“Assalamualaikum, Bu,” ucapnya pelan. Nada merendah karenanya. “Maaf … Adam baru sempat jenguk, Ibu,” lirihnya. Napasnya tersengal, tangis pun akhirnya pecah! “Ibu apa kabar? Adam ada kabar gembira buat, Ibu.” Setengah tawa bercampur tangis.
Anak kecil bernama Adam, tersendu pilu memeluk kedua lututnya. “Maaf …,” lirihnya tertahan. Air matanya kian berlinang. “Aaa … Adam … Adam.” Sesak! Dadanya kian bergemuruh. “Adam puasanya lancar, Bu. Hiks … hiks.” Adam, anak yang malang.
“Semua teman Adam di kasih hadiah, Bu,” lirihnya, seiring dengan tangan mengusap wajahnya. “Adam istimewa ya, Bu? Kata Nenek, Adam spesial di mata Allah.” Ia curahkan semua kepada ibunya. Entah dengan sang ibu. Apakah ia mendengarnya?

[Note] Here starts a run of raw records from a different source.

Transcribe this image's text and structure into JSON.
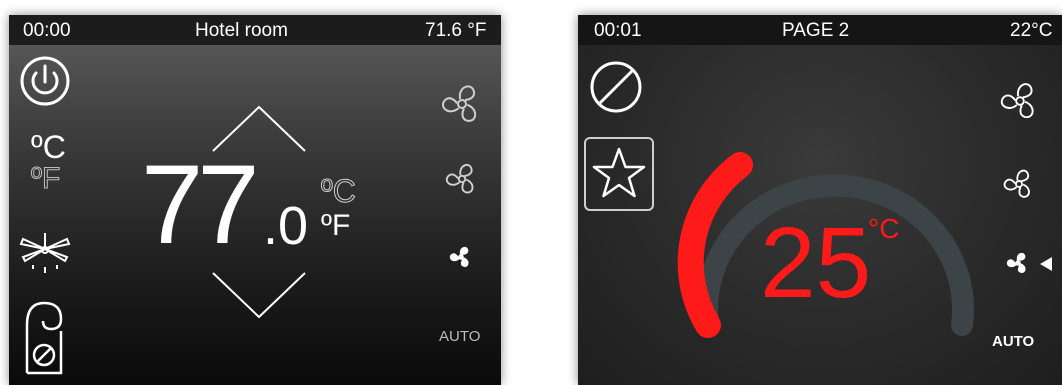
{
  "screen1": {
    "time": "00:00",
    "title": "Hotel room",
    "outdoor_temp": "71.6 °F",
    "setpoint_integer": "77",
    "setpoint_decimal": ".0",
    "unit_celsius_left": "ºC",
    "unit_fahrenheit_left": "ºF",
    "unit_celsius_right": "ºC",
    "unit_fahrenheit_right": "ºF",
    "selected_unit": "ºF",
    "fan_mode_auto": "AUTO",
    "icons": [
      "power-icon",
      "ceiling-fan-icon",
      "do-not-disturb-hanger-icon",
      "fan-high-icon",
      "fan-medium-icon",
      "fan-low-icon",
      "chevron-up-icon",
      "chevron-down-icon"
    ],
    "colors": {
      "text": "#ffffff",
      "dim_text": "#bdbdbd",
      "fan_dim": "#cfcfcf"
    }
  },
  "screen2": {
    "time": "00:01",
    "title": "PAGE 2",
    "outdoor_temp": "22°C",
    "setpoint": "25",
    "unit": "°C",
    "fan_mode_auto": "AUTO",
    "gauge_fraction": 0.32,
    "icons": [
      "no-entry-icon",
      "star-icon",
      "fan-high-icon",
      "fan-medium-icon",
      "fan-low-icon",
      "arrow-left-icon"
    ],
    "colors": {
      "accent": "#ff1a1a",
      "gauge_track": "#3d4448",
      "text": "#ffffff"
    }
  }
}
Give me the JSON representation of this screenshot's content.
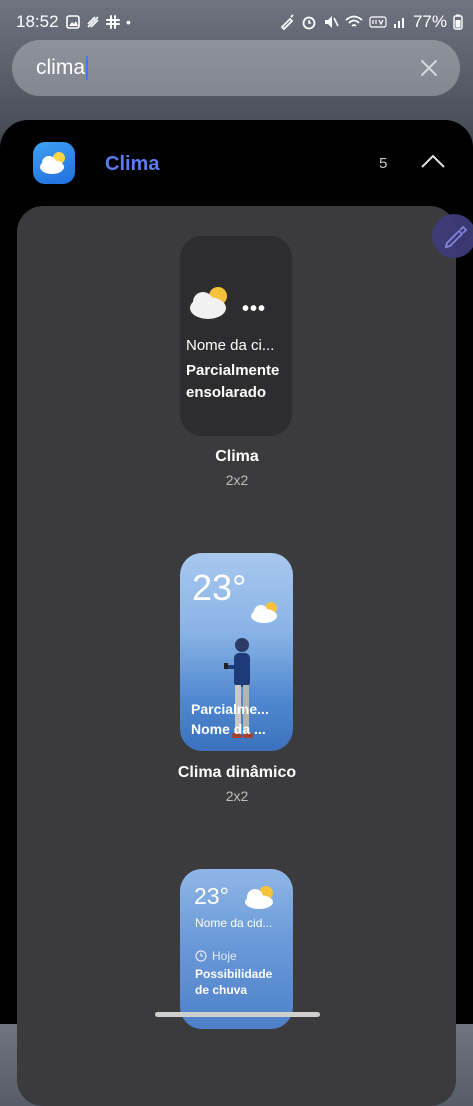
{
  "status_bar": {
    "time": "18:52",
    "battery": "77%"
  },
  "search": {
    "value": "clima"
  },
  "results": {
    "app_name": "Clima",
    "count": "5"
  },
  "widgets": [
    {
      "name": "Clima",
      "size": "2x2",
      "city": "Nome da ci...",
      "condition": "Parcialmente ensolarado"
    },
    {
      "name": "Clima dinâmico",
      "size": "2x2",
      "temperature": "23°",
      "condition_line1": "Parcialme...",
      "condition_line2": "Nome da ..."
    },
    {
      "temperature": "23°",
      "city": "Nome da cid...",
      "today": "Hoje",
      "forecast": "Possibilidade de chuva"
    }
  ],
  "colors": {
    "accent": "#5a7cf2",
    "panel": "#000000",
    "card": "#3b3b3d"
  }
}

“Adam sudah berubah, Bu. Tidak lagi ngerepotin Nenek. Nenek bilang baju Adam masih bagus semua. Makanya Adam nggak beli.” Tersenyum getir. Padahal, hatinya bergetar. “Kalo Ibu gimana? Apakah Allah memberikan baju baru? Kalau iya, Adam mau menyusul Ibu.”
Tak ada tisu untuk mengusap. Yang ada, hanya tangan kumal yang setia menghapus air matanya.
Adam berbalik. Menghadap nisan di sebelahnya. “Assalamualaikum, Ayah.” Ia bershikan rerumputan yang mulai tumbuh di nisan ayahnya.
“Maafkan Adam, Yah.
Adam belum bisa menjalankan amanat yang Ayah berikan. Adam masih saja cengeng, terus mengeluh. Padahal, Ayah melarang itu semua.” Hanya bisa menangis! Untuk berhenti pun ia tak mampu. “Adam rindu, Yah.
Rindu bermain sama Ayah. Kapan bisa diulang? Adam tidak pengen sepeda beroda.., yang Adam mau hanya pundak Ayah yang bisa membuat Adam tertawa.” Rintik hujan mulai terasa.
Awan hitam mulai terlihat. “Adam pulang dulu, ya. InshaAllah Adam datang lagi di bulan ramadhan tahun depan jumpa ayah dan ibu. Minal Aidin Wal Faidzin. Adam sayang Ayah dan Ibu.”
Setelahnya, anak itu pulang dengan sejuta kerinduan.